Die benutzte Symbolik ist vermutlich sehr an die biblische Geschichte angelehnt. Die reine Seele betet zu Gott, und ein Engel erscheint, der ihren Wunsch erfüllt, ohne daß sie persönlich handeln muß. Und wie für Moses im Alten Testament das Meer geteilt wurde, damit er das gelobte Land erreichen konnte, so geschieht es hier dem Mädchen mit einem Wassergraben, um einen paradiesischen Garten zu erreichen. Es ist wohl die Parodie der Geschichte, daß sie auch hier eine Frucht vom Baum ißt, die natürlich sehr an den Apfel von Adam und Eva erinnert. Doch was ist der Unterschied? Es heißt, im Mittelalter wurde der Birnbaum wegen seiner reinweißen Blüten als Symbol der Mutter Gottes verehrt, und die Birne galt als Symbol der weiblichen Fruchtbarkeit. Darüber hinaus kann sie die Frucht nicht mit ihren eigenen Händen ergreifen und zeigt auch keine weitere Anhaftung, sondern macht sich danach klein und versteckt sich. Sie ißt die Birne sicherlich nicht aus Begierde, sondern allein, um ihren Körper zu erhalten. Und damit bekommen wir auch eine Antwort auf die Frage, warum so eine reine Seele ohne weltliche Anhaftung noch versucht, ihren Körper zu erhalten. Sie hat eine Aufgabe in dieser Welt zu erfüllen, und dafür steht vermutlich auch das Symbol der Birne.

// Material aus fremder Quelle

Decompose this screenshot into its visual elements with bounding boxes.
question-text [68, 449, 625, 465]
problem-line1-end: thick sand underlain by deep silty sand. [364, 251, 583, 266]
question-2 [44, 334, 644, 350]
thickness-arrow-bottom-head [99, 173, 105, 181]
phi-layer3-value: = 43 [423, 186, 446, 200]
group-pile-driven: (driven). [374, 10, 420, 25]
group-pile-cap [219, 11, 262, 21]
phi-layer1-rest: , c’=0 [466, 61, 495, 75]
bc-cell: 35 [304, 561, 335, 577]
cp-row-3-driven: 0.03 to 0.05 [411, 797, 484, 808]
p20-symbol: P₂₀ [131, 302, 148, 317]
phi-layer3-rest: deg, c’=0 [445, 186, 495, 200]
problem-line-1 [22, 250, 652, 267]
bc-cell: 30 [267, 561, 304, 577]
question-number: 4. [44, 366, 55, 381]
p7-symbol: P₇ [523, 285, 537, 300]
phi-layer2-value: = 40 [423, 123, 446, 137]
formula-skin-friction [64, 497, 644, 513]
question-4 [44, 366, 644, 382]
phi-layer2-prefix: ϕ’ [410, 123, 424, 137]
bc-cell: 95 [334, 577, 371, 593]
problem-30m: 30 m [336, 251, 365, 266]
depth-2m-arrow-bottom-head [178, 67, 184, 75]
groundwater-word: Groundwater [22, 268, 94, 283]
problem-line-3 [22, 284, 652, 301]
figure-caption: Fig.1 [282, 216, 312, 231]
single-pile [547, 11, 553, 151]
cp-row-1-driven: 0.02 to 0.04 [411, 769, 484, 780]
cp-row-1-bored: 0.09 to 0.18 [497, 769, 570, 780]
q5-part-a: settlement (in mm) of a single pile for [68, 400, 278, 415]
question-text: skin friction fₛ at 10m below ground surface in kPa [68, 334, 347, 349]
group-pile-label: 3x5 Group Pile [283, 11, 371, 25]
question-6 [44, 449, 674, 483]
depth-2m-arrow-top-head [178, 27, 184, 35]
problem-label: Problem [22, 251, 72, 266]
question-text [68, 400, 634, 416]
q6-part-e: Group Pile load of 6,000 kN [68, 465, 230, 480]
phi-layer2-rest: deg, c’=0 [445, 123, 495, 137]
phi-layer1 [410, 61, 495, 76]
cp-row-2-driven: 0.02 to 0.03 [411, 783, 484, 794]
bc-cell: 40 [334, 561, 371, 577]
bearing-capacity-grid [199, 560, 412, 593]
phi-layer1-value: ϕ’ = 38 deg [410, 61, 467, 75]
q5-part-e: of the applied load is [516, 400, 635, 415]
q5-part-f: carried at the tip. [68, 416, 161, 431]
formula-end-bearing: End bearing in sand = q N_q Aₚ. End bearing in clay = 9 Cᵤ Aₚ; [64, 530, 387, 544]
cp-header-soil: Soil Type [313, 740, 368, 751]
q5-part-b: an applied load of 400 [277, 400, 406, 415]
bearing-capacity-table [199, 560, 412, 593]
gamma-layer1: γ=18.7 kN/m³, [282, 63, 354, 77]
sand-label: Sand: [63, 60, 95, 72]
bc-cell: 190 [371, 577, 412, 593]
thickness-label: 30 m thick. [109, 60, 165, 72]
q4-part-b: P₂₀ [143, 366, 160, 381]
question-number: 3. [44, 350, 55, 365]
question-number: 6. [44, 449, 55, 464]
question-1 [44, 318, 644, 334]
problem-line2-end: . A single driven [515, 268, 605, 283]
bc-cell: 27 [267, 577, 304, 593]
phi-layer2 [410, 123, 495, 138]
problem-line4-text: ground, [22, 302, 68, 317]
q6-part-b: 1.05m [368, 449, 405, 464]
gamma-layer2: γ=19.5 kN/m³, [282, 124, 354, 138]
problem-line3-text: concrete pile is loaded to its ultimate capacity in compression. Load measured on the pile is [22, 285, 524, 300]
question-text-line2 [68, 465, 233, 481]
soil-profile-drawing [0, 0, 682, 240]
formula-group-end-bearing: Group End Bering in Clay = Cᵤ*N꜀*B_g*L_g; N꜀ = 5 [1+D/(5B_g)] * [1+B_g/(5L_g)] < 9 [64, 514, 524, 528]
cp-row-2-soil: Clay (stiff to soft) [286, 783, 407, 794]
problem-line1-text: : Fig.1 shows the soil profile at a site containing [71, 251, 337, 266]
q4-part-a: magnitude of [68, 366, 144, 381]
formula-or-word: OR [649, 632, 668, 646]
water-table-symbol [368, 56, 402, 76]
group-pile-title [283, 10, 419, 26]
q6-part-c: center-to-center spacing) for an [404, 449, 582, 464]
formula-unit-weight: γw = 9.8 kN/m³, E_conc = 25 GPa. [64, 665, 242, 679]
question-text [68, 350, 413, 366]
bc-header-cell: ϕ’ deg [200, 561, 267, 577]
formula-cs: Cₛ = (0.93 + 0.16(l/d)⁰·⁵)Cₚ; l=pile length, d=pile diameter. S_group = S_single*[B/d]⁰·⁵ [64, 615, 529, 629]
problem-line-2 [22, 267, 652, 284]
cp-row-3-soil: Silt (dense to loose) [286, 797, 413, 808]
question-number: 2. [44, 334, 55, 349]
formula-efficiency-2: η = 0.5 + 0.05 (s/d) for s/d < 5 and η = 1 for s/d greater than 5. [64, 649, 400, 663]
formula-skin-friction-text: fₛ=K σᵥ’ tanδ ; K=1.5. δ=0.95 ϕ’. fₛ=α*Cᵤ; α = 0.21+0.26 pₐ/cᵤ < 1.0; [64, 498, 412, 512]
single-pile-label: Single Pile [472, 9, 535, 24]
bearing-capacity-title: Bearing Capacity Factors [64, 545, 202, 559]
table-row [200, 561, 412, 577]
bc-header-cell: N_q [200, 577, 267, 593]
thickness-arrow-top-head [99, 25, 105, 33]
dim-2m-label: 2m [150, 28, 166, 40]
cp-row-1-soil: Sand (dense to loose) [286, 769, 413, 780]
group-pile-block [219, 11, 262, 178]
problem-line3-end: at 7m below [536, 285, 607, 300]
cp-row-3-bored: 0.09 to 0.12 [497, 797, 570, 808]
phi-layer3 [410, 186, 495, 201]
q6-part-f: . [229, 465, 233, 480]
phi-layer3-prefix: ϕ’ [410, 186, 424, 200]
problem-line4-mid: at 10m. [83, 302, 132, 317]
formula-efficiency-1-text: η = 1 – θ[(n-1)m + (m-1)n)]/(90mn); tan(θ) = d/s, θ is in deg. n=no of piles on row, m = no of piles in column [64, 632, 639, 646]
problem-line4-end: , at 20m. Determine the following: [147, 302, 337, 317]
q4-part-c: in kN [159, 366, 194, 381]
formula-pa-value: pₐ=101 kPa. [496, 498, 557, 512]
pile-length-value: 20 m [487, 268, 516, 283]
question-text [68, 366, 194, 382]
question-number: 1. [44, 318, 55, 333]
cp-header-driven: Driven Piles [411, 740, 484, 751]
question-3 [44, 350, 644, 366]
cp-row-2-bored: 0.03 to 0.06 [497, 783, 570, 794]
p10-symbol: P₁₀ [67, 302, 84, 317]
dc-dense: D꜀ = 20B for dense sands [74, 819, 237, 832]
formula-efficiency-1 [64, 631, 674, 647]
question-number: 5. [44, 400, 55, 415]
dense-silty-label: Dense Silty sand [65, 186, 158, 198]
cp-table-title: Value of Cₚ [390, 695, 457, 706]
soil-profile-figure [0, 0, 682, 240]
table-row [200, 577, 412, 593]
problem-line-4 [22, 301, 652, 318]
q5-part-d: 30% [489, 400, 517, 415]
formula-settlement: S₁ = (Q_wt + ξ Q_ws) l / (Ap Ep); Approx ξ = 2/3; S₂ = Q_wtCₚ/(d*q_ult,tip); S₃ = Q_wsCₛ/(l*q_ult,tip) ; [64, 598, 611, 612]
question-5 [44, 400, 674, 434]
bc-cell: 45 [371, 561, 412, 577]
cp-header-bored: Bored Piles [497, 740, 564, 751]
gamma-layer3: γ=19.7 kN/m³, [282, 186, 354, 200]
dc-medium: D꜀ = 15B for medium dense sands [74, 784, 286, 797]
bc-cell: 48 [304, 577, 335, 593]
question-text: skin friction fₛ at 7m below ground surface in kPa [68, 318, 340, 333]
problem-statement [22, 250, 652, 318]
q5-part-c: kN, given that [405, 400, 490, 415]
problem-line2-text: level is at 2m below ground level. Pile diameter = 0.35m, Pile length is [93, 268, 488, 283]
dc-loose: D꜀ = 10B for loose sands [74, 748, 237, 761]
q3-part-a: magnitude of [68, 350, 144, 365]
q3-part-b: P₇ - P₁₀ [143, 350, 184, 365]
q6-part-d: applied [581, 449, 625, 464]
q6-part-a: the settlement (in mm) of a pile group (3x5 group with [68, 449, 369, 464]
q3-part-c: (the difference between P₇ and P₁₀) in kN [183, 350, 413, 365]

Der König, dem der Garten gehörte, kam am andern Morgen herab. Da zählte er und sah, daß eine der Birnen fehlte, und fragte den Gärtner, wo sie hingekommen wäre: sie läge nicht unter dem Baume und wäre doch weg. Da antwortete der Gärtner: »Vorige Nacht kam ein Geist herein, der hatte keine Hände und aß eine mit dem Munde ab.« Der König sprach: »Wie ist der Geist über das Wasser hereingekommen? Und wo ist er hingegangen, nachdem er die Birne gegessen hatte?« Der Gärtner antwortete: »Es kam jemand in schneeweißem Kleide vom Himmel, der hat die Schleuse zugemacht und das Wasser gehemmt, damit der Geist durch den Graben gehen konnte. Und weil es ein Engel gewesen sein muß, so habe ich mich gefürchtet, nicht gefragt und nicht gerufen. Als der Geist die Birne gegessen hatte, ist er wieder zurückgegangen.« Der König sprach: »Verhält es sich, wie du sagst, so will ich diese Nacht bei dir wachen.«
Wer glaubt heute noch an Engel? Na, hoffentlich noch ein paar Kinder. Doch im Grunde ist das gar nicht so unglaublich. Solche geistigen Wesen gibt es in allen alten Kulturen als Personifizierungen für alle möglichen Kräfte, die man im Geist und in der Natur auf verschiedenen Ebenen erfahren kann. Und wie die Götter und Dämonen in Indien alle vom gleichen Vater abstammen, so stammen auch die Engel vom Großen Vater ab, jeder spielt eine bestimmte Rolle, und einer wurde sogar zum Teufel. Das ist eigentlich völlig normal, denn alle Kräfte, die in der Natur wirken, müssen in Gegensätzen wirken, sonst hätte diese Welt schon längst ihr Gleichgewicht verloren und wäre umgefallen. Doch wie kann man diese körperlosen Wesen sehen? Nun, soweit sie eine Wirkung in der Natur haben, können wir sie auch wahrnehmen. Es ist nur eine Frage, wie achtsam und empfindlich wir in dieser Richtung sind. Daß eine reine Seele den Engel sehen kann, ist klar. Daß aber Gärtner und König den Engel sehen, deutet bereits auf keinen gewöhnlichen König hin.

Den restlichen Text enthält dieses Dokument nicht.